The U.S. Army recently started converting the first of a half million M4 carbines into M4A1s.
Army weapons officials are performing 3,000 M4/M4A1 conversions for the 1st Infantry Division at Fort Riley, Kan.
The service decided to replace the M4 with the M4A1 version, wrapping up a five-year effort to search for a better individual weapon for soldiers. Last June, the Army formally concluding its Individual Carbine competition without selecting a winner to replace the M4 Carbine. None of the carbines evaluated during the testing phase of the competition met the minimum scoring requirement needed to continue to the third and final phase of the evaluation, weapons officials said.
The Army never released any of the test data that showed how test guns from Heckler & Koch, FNH-USA, Remington Defense, Adcor Defense Inc. and Colt Defense LLC performed in the competition.

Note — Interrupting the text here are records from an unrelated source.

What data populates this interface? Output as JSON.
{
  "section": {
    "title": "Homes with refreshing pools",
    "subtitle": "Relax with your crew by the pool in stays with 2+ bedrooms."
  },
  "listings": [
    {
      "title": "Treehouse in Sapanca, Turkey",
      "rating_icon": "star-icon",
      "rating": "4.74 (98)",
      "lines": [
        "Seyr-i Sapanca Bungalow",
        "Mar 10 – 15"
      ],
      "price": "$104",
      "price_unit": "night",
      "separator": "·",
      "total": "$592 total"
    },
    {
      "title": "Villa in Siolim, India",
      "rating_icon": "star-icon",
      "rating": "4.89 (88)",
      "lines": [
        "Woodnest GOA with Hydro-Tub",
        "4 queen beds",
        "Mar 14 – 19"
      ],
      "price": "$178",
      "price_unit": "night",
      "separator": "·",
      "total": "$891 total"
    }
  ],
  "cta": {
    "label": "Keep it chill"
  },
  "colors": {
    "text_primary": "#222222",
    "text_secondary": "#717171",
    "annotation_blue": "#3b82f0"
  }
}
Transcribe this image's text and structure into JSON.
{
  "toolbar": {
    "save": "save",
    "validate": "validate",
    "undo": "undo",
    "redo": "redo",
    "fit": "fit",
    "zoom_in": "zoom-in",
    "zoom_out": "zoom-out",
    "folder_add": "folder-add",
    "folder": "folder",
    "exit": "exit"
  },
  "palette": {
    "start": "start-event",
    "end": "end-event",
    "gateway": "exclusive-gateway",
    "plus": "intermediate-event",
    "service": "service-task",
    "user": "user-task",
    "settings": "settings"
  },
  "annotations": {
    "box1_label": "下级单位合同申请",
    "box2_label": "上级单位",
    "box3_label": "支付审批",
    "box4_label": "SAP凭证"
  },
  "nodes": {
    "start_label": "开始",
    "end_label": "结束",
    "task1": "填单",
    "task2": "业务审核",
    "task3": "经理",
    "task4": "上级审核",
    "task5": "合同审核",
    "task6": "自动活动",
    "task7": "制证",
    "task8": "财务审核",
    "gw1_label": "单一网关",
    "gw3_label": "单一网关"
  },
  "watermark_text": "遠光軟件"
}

The decision to convert the service’s 500,000 M4s into M4A1s by 2020 will give soldiers features such as a heavier barrel, an ambidextrous selector switch and a full-auto trigger. The Army’s decision to dump the current three-round burst trigger will give shooters a more consistent trigger pull and lead to better accuracy, weapons officials maintain.
U.S. Special Operations Command has used the M4A1 configuration since 1994.
Program Executive Office Soldiers officials praised the M4 and M4A1 for its reliability.
The M4 and M4A1 will fire “58 basic loads mean rounds between stoppages,” PEO Command Sgt. Major. Doug Maddi told reporters May 21. “A basic load is 210 rounds; you can do the math.”
Ok so I did the math and 58 basic loads equals 12,180 mean rounds between stoppages. I would really like to see the data from that test since the Army’s requirement for the M4/M4A1 is about 6,000 mean rounds between stoppages. Just say’n.
Anyway, the M4A1 gives soldiers a better weapon than soldiers had with the M4, and that’s all that matters. Army weapons officials said they are also looking at future improvements such as an extended rail system, a match trigger and a suppressor. The Army has been working on an improved rail system, but that is still source selection, weapons officials say.